Cooper Gosling, the protagonist of South Pole Station, is looking for an escape, though perhaps she might have been able to do something a little less drastic.  She’s thirty, she just lost a family member to suicide, her artistic career is foundering and her love life isn’t much better.  To her own surprise, she passes the test to determine whether she could handle living in Antarctica, and she decides to go for it, and really get away from it all.

Basically, you have all the charms and quirks and potential problems of living in a small community of people who have nowhere else to go, mixed with the extreme physical environment of the South Pole. There are certainly a number of quirky people at the station with Cooper, including a cook with deep, Machiavellian ambitions, an attractive astrophysicist, and the gay black station manager who keeps things moving.  When Cooper finds herself befriending a new scientist whose goal is to disprove global warming (to the dismay and hostility of the other climate scientists at the station), she nearly upends all the conventions of the station and risks her own status and even her work there.

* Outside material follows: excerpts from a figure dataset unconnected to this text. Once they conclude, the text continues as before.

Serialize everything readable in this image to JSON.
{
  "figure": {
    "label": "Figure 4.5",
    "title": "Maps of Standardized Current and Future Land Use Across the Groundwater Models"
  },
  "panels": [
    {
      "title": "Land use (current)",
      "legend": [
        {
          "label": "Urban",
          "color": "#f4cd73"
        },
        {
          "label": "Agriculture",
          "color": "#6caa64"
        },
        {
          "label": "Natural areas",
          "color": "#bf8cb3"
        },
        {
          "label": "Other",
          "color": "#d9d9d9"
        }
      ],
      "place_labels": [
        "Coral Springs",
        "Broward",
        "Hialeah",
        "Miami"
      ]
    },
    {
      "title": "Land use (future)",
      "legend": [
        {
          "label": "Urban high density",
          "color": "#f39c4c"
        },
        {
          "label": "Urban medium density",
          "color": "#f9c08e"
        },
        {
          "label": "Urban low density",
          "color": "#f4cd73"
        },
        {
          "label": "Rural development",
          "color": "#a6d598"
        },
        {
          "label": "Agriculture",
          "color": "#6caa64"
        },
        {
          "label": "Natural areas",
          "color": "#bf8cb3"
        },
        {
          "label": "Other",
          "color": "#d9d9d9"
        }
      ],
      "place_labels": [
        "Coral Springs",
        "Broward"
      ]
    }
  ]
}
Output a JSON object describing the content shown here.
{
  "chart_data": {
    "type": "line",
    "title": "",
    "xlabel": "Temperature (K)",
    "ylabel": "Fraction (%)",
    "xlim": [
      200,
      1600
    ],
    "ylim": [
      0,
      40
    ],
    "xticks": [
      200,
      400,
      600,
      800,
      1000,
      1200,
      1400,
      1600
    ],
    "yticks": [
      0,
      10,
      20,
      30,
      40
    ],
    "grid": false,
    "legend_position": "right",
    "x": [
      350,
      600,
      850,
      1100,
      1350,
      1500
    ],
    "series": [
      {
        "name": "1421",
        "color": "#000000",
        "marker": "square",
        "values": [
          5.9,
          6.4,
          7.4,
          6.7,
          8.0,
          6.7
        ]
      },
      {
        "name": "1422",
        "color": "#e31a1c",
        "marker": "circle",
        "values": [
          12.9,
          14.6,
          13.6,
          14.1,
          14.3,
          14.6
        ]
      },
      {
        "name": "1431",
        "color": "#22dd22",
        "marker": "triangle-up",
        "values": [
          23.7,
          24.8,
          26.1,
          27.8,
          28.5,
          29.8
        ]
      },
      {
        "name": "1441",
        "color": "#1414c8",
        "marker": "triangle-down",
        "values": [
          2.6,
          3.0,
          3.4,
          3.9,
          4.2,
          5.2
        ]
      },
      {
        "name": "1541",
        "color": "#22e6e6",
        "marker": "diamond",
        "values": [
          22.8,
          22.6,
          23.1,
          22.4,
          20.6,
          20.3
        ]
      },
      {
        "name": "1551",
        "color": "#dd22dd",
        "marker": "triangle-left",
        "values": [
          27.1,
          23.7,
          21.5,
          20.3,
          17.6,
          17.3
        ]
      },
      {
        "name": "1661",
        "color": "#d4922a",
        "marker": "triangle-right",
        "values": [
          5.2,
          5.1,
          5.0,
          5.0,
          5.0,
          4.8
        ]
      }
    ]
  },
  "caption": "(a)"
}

When the weather is so beastly hot and humid that you feel you’re walking through blood just to get across the street, check out South Pole Station.  Come for the cold (and descriptions of the cold), stay for the humor and the heart.


There are, I believe, two kinds of people.  One kind will hear the description of the book, Meddling Kids, by Edgar Cantero, as “Scooby Doo meets H. P. Lovecraft,” and say, “where is it? I want to read it immediately if not sooner!” and the other kind will roll eyes and say, “What kind of mind comes up with nonsense like this?”  Since I’m the one who bought Meddling Kids  for the Field Library’s shelves, you can guess which group I identify with (and you probably could have guessed that from reading this blog over the last couple of years).  So, if you’re of the “what kind of mind comes up with nonsense like this?” group, feel free to skip this post and read something else instead.

For the rest of us, the very name of the book conjures up memories of the climax of nearly every Scooby Doo episodes in which the unmasked villain snarls, “I would have gotten away with it, too, except for those meddling kids!”  Now, imagine if, just once, the mystery WASN’T the result of some jerk in a mask pretending to be a ghost or a monster or whatever the creature of the week was.  Imagine what would have happened if there really was something supernatural going on.

Thirteen years after their last, ostensibly successful, mystery solution, the Blyton Summer Detective Club has dissolved and the members have gone their separate ways, although none of them has found life after the club to be what they expected. In some cases, life after their days of mystery solving has been an absolute disaster.  Andy, the lesbian Latina who’s on the run from the law in two states, decides it’s time to get the gang back together and confront, finally, those haunting loose ends that nearly destroyed them when they spent that last night together in the haunted house thirteen years before. She finds Kerri, the brainiac of the group who’s now a bartender fending off amorous drunks and living with Tim, a Weimaraner descended from the original mascot of the group, and they find Nate, who’s checked himself into the Arkham Asylum years ago (the more astute will recognize another famous reference here), who claims to be in touch with the handsome jock of the group, Peter, who committed suicide years ago. It’s time for them to face their demons, maybe literally, and get past the horrors that nearly broke them back in the day.

This is not a book for everybody, obviously, but if you have a somewhat dark sense of humor and a soft spot in your heart for the teenage mystery solvers of the past (not just the Scooby Doo crew, either; keep your eyes open for references to other famous crime-solving teens) and a love for things weird and Lovecraftian, you’ll definitely want to check out Meddling Kids.